Depending on your web browser support, either use the proxy protocol or HTTP headers to make your application aware of the original protocol (HTTP or HTTPS) and source IP.

Thanks for advices very much. Your proposal makes sense. The trickest part will be to make networking on local HAproxy server(s) OR local web servers thant single network adapter could understand both gateways. I never did that.

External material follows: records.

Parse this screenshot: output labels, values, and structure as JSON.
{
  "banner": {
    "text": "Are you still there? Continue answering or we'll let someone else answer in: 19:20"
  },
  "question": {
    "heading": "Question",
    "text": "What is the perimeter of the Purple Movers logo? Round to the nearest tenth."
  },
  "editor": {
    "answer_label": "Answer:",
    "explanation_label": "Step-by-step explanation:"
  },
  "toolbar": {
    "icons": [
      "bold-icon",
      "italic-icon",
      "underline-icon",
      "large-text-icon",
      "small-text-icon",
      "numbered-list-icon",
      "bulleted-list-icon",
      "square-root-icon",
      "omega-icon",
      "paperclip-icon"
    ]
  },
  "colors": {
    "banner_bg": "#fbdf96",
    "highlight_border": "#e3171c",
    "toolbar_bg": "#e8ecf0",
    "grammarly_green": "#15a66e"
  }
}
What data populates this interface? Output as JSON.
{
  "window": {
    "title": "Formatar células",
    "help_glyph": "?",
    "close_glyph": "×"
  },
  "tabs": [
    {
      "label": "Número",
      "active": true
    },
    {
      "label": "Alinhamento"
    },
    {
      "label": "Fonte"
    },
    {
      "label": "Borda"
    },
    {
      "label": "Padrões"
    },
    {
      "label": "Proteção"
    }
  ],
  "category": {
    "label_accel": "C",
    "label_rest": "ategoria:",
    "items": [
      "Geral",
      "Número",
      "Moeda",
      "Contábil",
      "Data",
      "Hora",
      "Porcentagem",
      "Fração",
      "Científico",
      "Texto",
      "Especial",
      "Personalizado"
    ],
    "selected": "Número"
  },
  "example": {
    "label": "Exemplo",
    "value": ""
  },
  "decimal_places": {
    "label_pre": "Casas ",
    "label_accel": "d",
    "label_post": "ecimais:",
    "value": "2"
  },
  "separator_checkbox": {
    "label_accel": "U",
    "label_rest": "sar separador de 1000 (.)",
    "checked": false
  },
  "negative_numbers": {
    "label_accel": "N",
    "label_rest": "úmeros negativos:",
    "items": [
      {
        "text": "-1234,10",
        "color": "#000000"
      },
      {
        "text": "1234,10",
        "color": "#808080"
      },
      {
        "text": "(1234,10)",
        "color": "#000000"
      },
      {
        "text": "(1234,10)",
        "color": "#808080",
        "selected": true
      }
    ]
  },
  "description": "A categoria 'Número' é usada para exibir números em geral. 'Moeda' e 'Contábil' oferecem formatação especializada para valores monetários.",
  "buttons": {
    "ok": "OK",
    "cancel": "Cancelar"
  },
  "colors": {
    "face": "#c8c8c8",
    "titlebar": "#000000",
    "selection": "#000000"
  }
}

And what about the traffic? If I forward visits from DC HAproxy, does this traffic is counted by DC? For example a single visit to the website uses 5MB (user download 5MB to view a website). So in this situation, does all 5MB is counted by DC, or only just a small fraction is counted for redirection?
I ask that because, if I buy virtual machine in datacenter the plan usualy has limitation for traffic. Let’s say 10TB per month.
I understand that both my ISP will count traffic, but what about a DC?

Like I said either make two haproxy instances, each one pointing to either one or the other ISPs, or use a source-based default gateway configuration as suggested above.

If the users request a 5MB webpage, you datacenter will charge you for 5MB download (from the origin server) and 5MB upload (to the client). This is not a redirect, it’s forwarding traffic both ways.

Very thanks for information and your patience. Very appreciated.